The past couple of years have seen volatility in many markets not seen for decades. One of these examples is in the Forex market where the yen has been trading at a historic low against the dollar which has not been seen since the 1990s. There are many causes for this which include the COVID-19 pandemic, Japanese economic struggles, as well as the wide gap in government interest rates between the Unites States and Japan.
Post World War II, Japan experienced an economic miracle over increasing their GDP figures by over 100x between 1960 and 1995. However, that came to an end with the Asian Financial Crisis of 1997. Following this crisis, Japan experienced a period of economic stagnation which even extends to this day. The weakness in the Japanese economy decreases investor confidence which lowers the yen’s value compared to other currencies.

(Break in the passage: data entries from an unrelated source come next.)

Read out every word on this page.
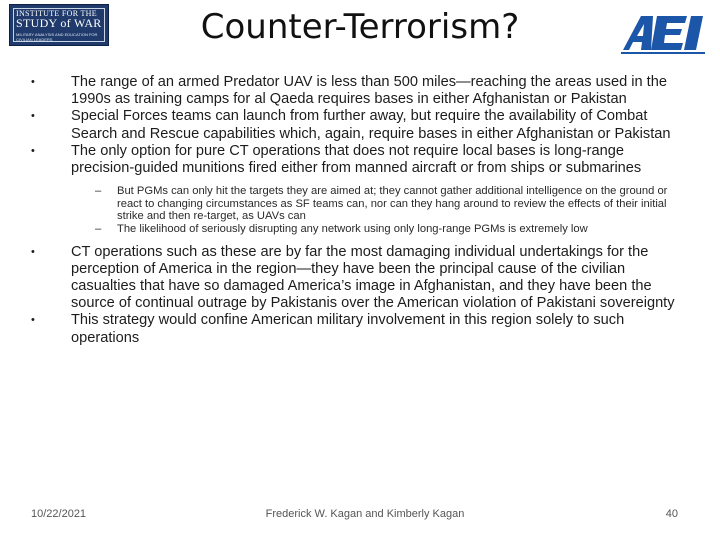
INSTITUTE FOR THE
STUDY of WAR
MILITARY ANALYSIS AND EDUCATION FOR CIVILIAN LEADERS	Counter-Terrorism?
• The range of an armed Predator UAV is less than 500 miles—reaching the areas used in the 1990s as training camps for al Qaeda requires bases in either Afghanistan or Pakistan
• Special Forces teams can launch from further away, but require the availability of Combat Search and Rescue capabilities which, again, require bases in either Afghanistan or Pakistan
• The only option for pure CT operations that does not require local bases is long-range precision-guided munitions fired either from manned aircraft or from ships or submarines
– But PGMs can only hit the targets they are aimed at; they cannot gather additional intelligence on the ground or react to changing circumstances as SF teams can, nor can they hang around to review the effects of their initial strike and then re-target, as UAVs can
– The likelihood of seriously disrupting any network using only long-range PGMs is extremely low
• CT operations such as these are by far the most damaging individual undertakings for the perception of America in the region—they have been the principal cause of the civilian casualties that have so damaged America’s image in Afghanistan, and they have been the source of continual outrage by Pakistanis over the American violation of Pakistani sovereignty
• This strategy would confine American military involvement in this region solely to such operations
10/22/2021	Frederick W. Kagan and Kimberly Kagan	40
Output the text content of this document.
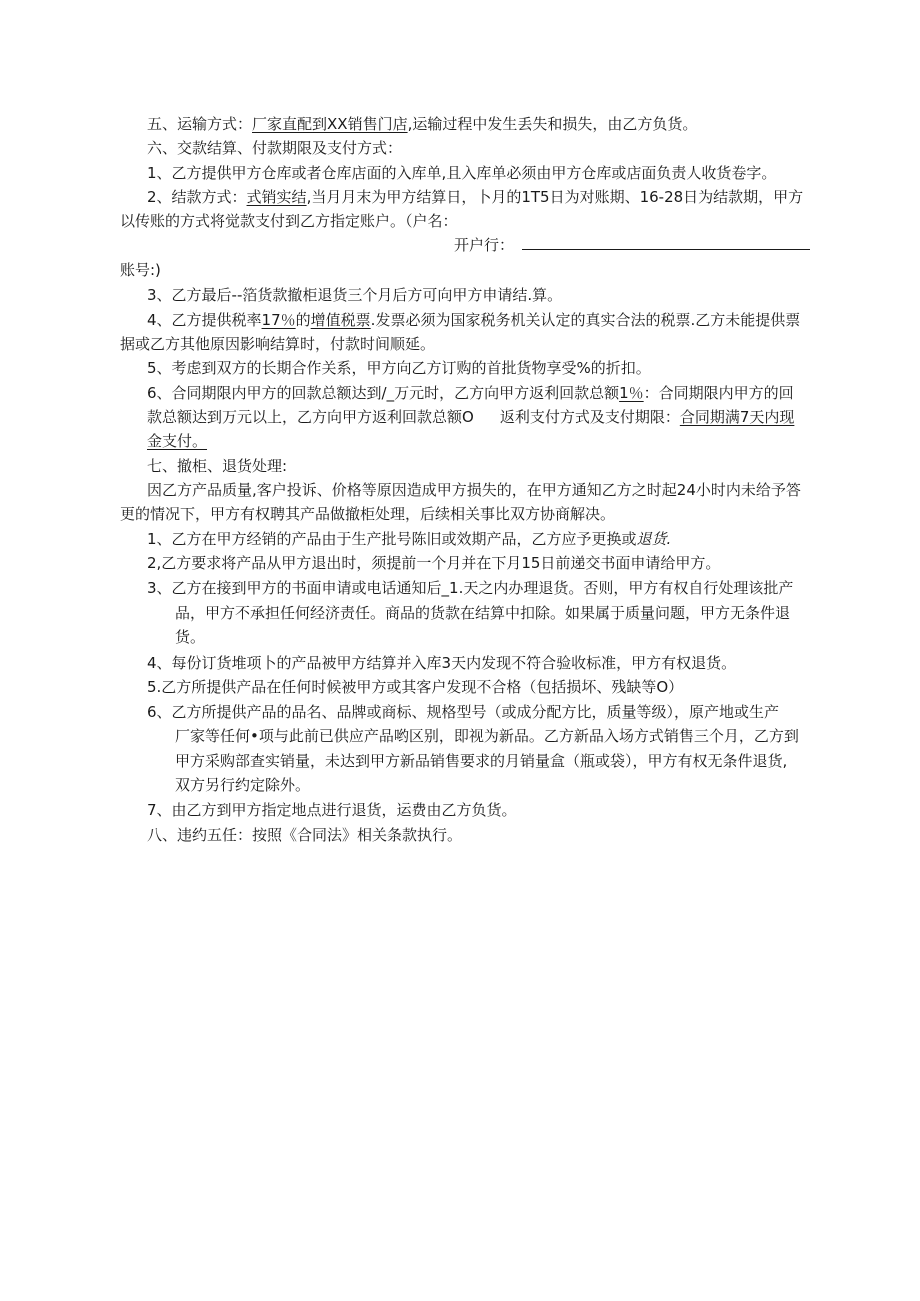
五、运输方式：厂家直配到XX销售门店,运输过程中发生丢失和损失，由乙方负货。
六、交款结算、付款期限及支付方式：
1、乙方提供甲方仓库或者仓库店面的入库单,且入库单必须由甲方仓库或店面负责人收货卷字。
2、结款方式：式销实结,当月月末为甲方结算日，卜月的1T5日为对账期、16-28日为结款期，甲方
以传账的方式将觉款支付到乙方指定账户。（户名：
开户行：
账号:)
3、乙方最后--箔货款撤柜退货三个月后方可向甲方申请结.算。
4、乙方提供税率17％的增值税票.发票必须为国家税务机关认定的真实合法的税票.乙方未能提供票
据或乙方其他原因影响结算时，付款时间顺延。
5、考虑到双方的长期合作关系，甲方向乙方订购的首批货物享受%的折扣。
6、合同期限内甲方的回款总额达到/_万元时，乙方向甲方返利回款总额1％：合同期限内甲方的回
款总额达到万元以上，乙方向甲方返利回款总额O 返利支付方式及支付期限：合同期满7天内现
金支付。
七、撤柜、退货处理:
因乙方产品质量,客户投诉、价格等原因造成甲方损失的，在甲方通知乙方之时起24小时内未给予答
更的情况下，甲方有权聘其产品做撤柜处理，后续相关事比双方协商解决。
1、乙方在甲方经销的产品由于生产批号陈旧或效期产品，乙方应予更换或退货.
2,乙方要求将产品从甲方退出时，须提前一个月并在下月15日前递交书面申请给甲方。
3、乙方在接到甲方的书面申请或电话通知后_1.天之内办理退货。否则，甲方有权自行处理该批产
品，甲方不承担任何经济责任。商品的货款在结算中扣除。如果属于质量问题，甲方无条件退
货。
4、每份订货堆项卜的产品被甲方结算并入库3天内发现不符合验收标准，甲方有权退货。
5.乙方所提供产品在任何时候被甲方或其客户发现不合格（包括损坏、残缺等O）
6、乙方所提供产品的品名、品牌或商标、规格型号（或成分配方比，质量等级），原产地或生产
厂家等任何•项与此前已供应产品哟区别，即视为新品。乙方新品入场方式销售三个月，乙方到
甲方采购部查实销量，未达到甲方新品销售要求的月销量盒（瓶或袋），甲方有权无条件退货,
双方另行约定除外。
7、由乙方到甲方指定地点进行退货，运费由乙方负货。
八、违约五任：按照《合同法》相关条款执行。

The COVID-19 pandemic created a global recession which caused global deflation which prompted the world to lower interest rates. Japan already had its interest rates exceptionally low. In fact, their interest rates were negative, which was considered radical when introduced. However, after many countries began to open their economies again following COVID, the world experienced inflation at highs that were not seen since the 2008 Financial Crisis. This prompted many countries to begin increasing interest rates to curb inflation. The one major exception to this was Japan who kept their interest rates low to increase inflation as they had been in a period of deflation. The gap in interest rates allowed investors to borrow the yen cheaply and sell it for the dollar to invest in countries with higher interest rates. This massive sell-off resulted in a sharp decline in the yen’s value from approximately 110 yen per dollar to 160. The interest rate gap between the US and Japan reached a staggering 5.43% which has not been seen since 2007. In March of 2024, Japan’s central bank began to increase its interest rates. Although the increase was simply from –0.1% to 0.1%, a tiny increase of 20 basis points, it began to set precedent for the next rate cut which happened towards the end of July. This time it was an even smaller increase of 15 basis points which brought it up to 0.25%. However, in a matter of days the yen soared in value from $1 being equivalent to ¥155 to ¥145. As Japan continues to increase interest rates, and the US continues to decrease rates, the yen will strengthen back to historic rates soon.